A major step forward for science and understanding the brain

‘The Covid-19 study also shows why we believe that computational tools are so important to help us understand the brain,’ notes Professor Markram. ‘The problem is even bigger. There are several million scientific papers that one would need to read and understand to work out what we know about the brain. Does anyone know what we know? But, machines can read so many papers. This is the reason that the Blue Brain has developed some of the most advanced knowledge engineering, mathematical and machine learning accelerator technologies. Actually, this solves only a part of the challenge. With an AI tool that can read all these papers, we would still only know only a small fraction of what the brain contains and how it works.
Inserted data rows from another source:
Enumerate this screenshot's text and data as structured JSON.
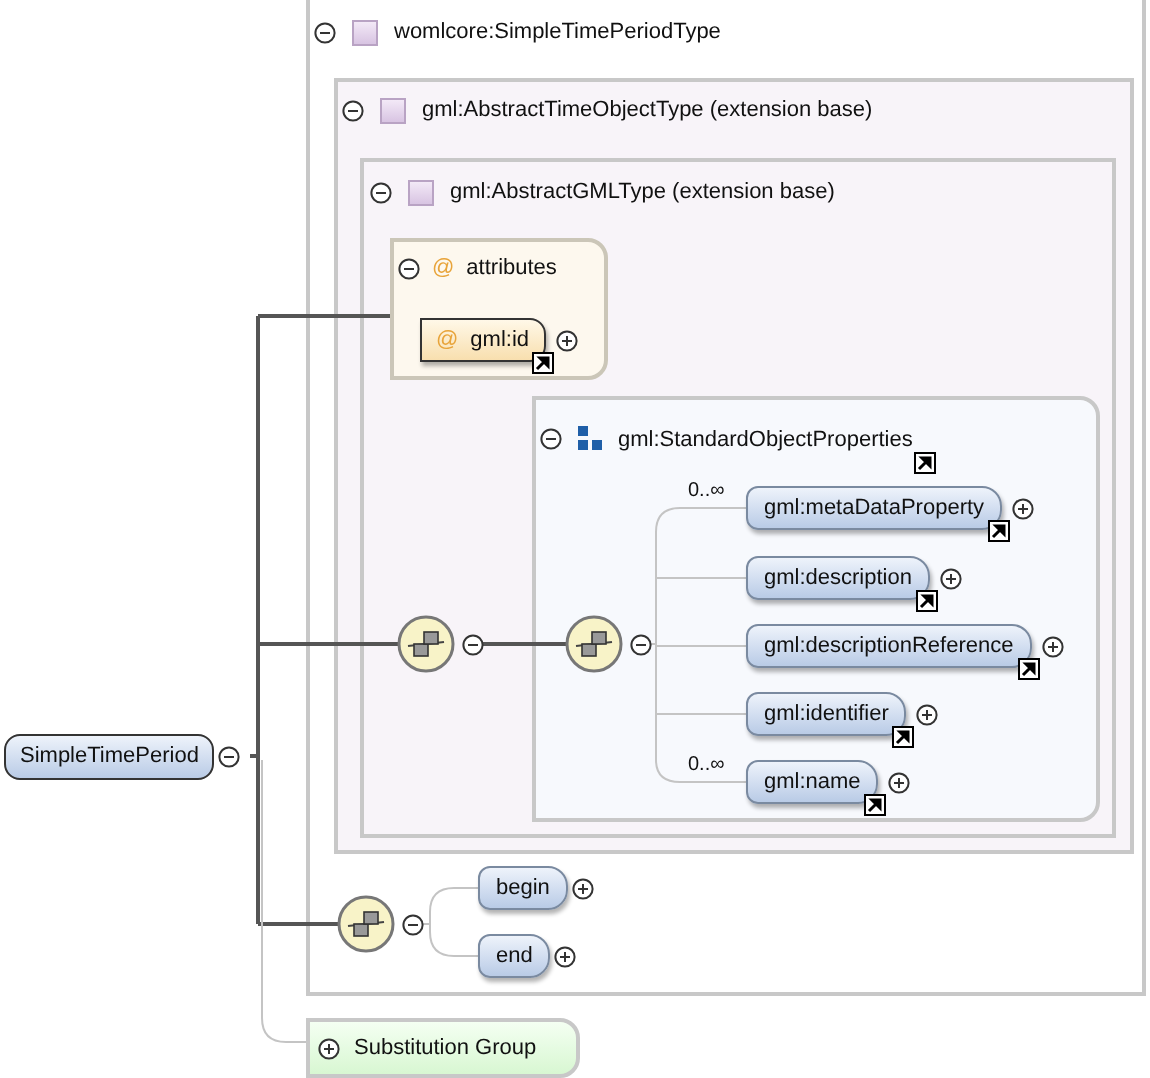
{
  "root": {
    "name": "SimpleTimePeriod",
    "expanded": true
  },
  "type": {
    "title": "womlcore:SimpleTimePeriodType",
    "expanded": true
  },
  "base_types": [
    {
      "title": "gml:AbstractTimeObjectType (extension base)",
      "expanded": true
    },
    {
      "title": "gml:AbstractGMLType (extension base)",
      "expanded": true
    }
  ],
  "attributes": {
    "title": "attributes",
    "marker": "@",
    "expanded": true,
    "items": [
      {
        "name": "gml:id",
        "marker": "@",
        "reference": true,
        "expanded": false
      }
    ]
  },
  "sequences": [
    {
      "expanded": true
    },
    {
      "expanded": true
    },
    {
      "expanded": true
    }
  ],
  "group": {
    "title": "gml:StandardObjectProperties",
    "expanded": true,
    "reference": true,
    "elements": [
      {
        "name": "gml:metaDataProperty",
        "occurs": "0..∞",
        "reference": true,
        "expanded": false
      },
      {
        "name": "gml:description",
        "reference": true,
        "expanded": false
      },
      {
        "name": "gml:descriptionReference",
        "reference": true,
        "expanded": false
      },
      {
        "name": "gml:identifier",
        "reference": true,
        "expanded": false
      },
      {
        "name": "gml:name",
        "occurs": "0..∞",
        "reference": true,
        "expanded": false
      }
    ]
  },
  "time_elements": [
    {
      "name": "begin",
      "reference": false,
      "expanded": false
    },
    {
      "name": "end",
      "reference": false,
      "expanded": false
    }
  ],
  "substitution_group": {
    "label": "Substitution Group",
    "expanded": false
  }
}
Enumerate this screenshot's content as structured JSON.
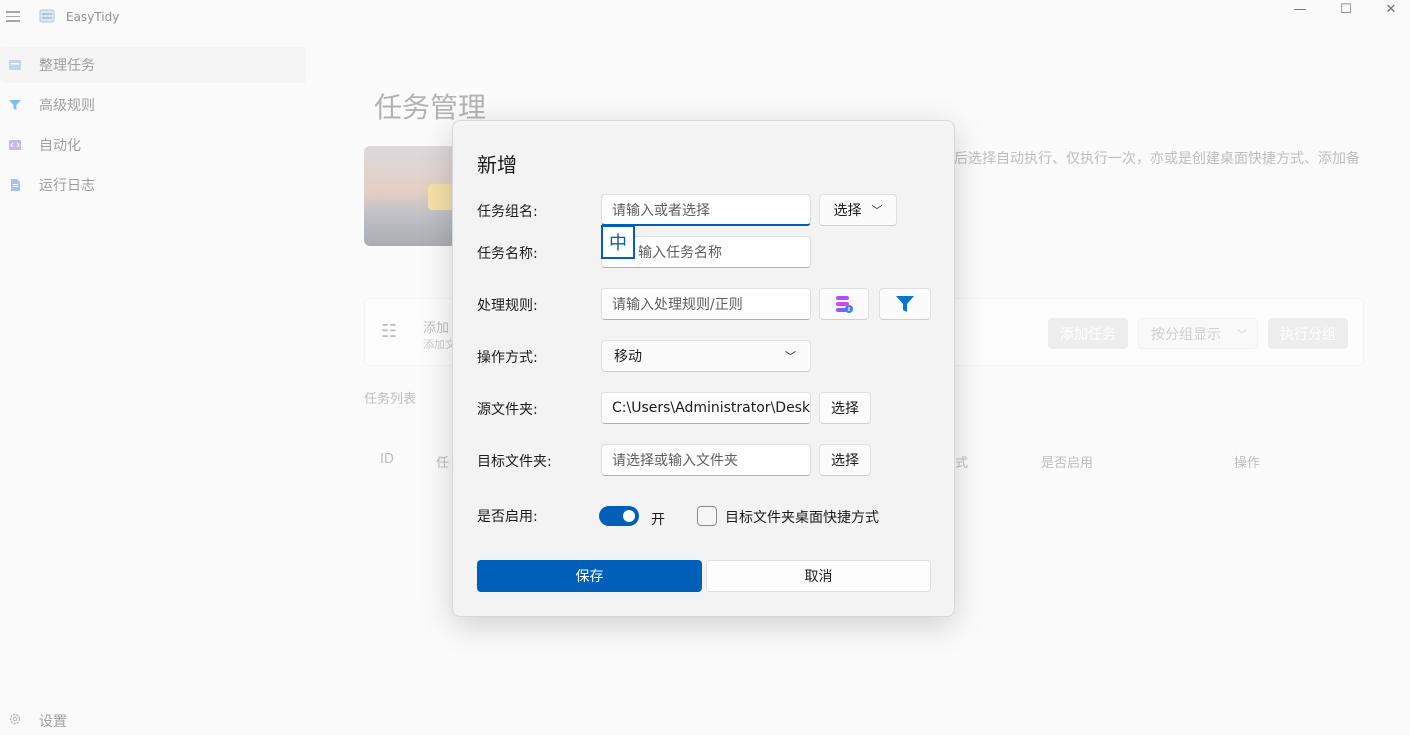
{
  "app": {
    "title": "EasyTidy",
    "icon": "app-icon"
  },
  "window": {
    "minimize": "—",
    "maximize": "☐",
    "close": "✕"
  },
  "sidebar": {
    "items": [
      {
        "label": "整理任务",
        "icon": "task-icon",
        "selected": true
      },
      {
        "label": "高级规则",
        "icon": "filter-icon",
        "selected": false
      },
      {
        "label": "自动化",
        "icon": "code-icon",
        "selected": false
      },
      {
        "label": "运行日志",
        "icon": "log-icon",
        "selected": false
      }
    ],
    "settings": {
      "label": "设置",
      "icon": "gear-icon"
    }
  },
  "main": {
    "title": "任务管理",
    "description": "后选择自动执行、仅执行一次，亦或是创建桌面快捷方式、添加备",
    "card": {
      "title": "添加",
      "subtitle": "添加文",
      "add_task": "添加任务",
      "group_display": "按分组显示",
      "exec_group": "执行分组"
    },
    "list_label": "任务列表",
    "columns": [
      "ID",
      "任",
      "式",
      "是否启用",
      "操作"
    ]
  },
  "dialog": {
    "title": "新增",
    "group_name": {
      "label": "任务组名:",
      "placeholder": "请输入或者选择",
      "select": "选择"
    },
    "ime_indicator": "中",
    "task_name": {
      "label": "任务名称:",
      "placeholder": "输入任务名称"
    },
    "rule": {
      "label": "处理规则:",
      "placeholder": "请输入处理规则/正则"
    },
    "operation": {
      "label": "操作方式:",
      "value": "移动"
    },
    "source": {
      "label": "源文件夹:",
      "value": "C:\\Users\\Administrator\\Desktop",
      "select": "选择"
    },
    "target": {
      "label": "目标文件夹:",
      "placeholder": "请选择或输入文件夹",
      "select": "选择"
    },
    "enabled": {
      "label": "是否启用:",
      "toggle_text": "开",
      "on": true
    },
    "shortcut": {
      "label": "目标文件夹桌面快捷方式",
      "checked": false
    },
    "save": "保存",
    "cancel": "取消"
  },
  "colors": {
    "accent": "#005fb8",
    "rule_icon": "#8b5cf6",
    "filter_icon": "#0078d4"
  }
}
But building model brains using design principles, helps us to try and complete the picture.’

Is it right to only open science during a pandemic?

Professor Markram also expressed his frustration with the all too common practice of locking up of scientific knowledge by subscription publishers. ‘When the CORD-19 literature dataset was made available to us, we at Blue Brain were able to point our technology at Covid-19 and propose an answer to an important question in the battle against this deadly virus. Therefore, is it right to only make science papers (that are publicly funded) open to the public during a pandemic when the same kind of techniques can be used to help address so many other diseases, accelerate science, and help save the planet from climate change?’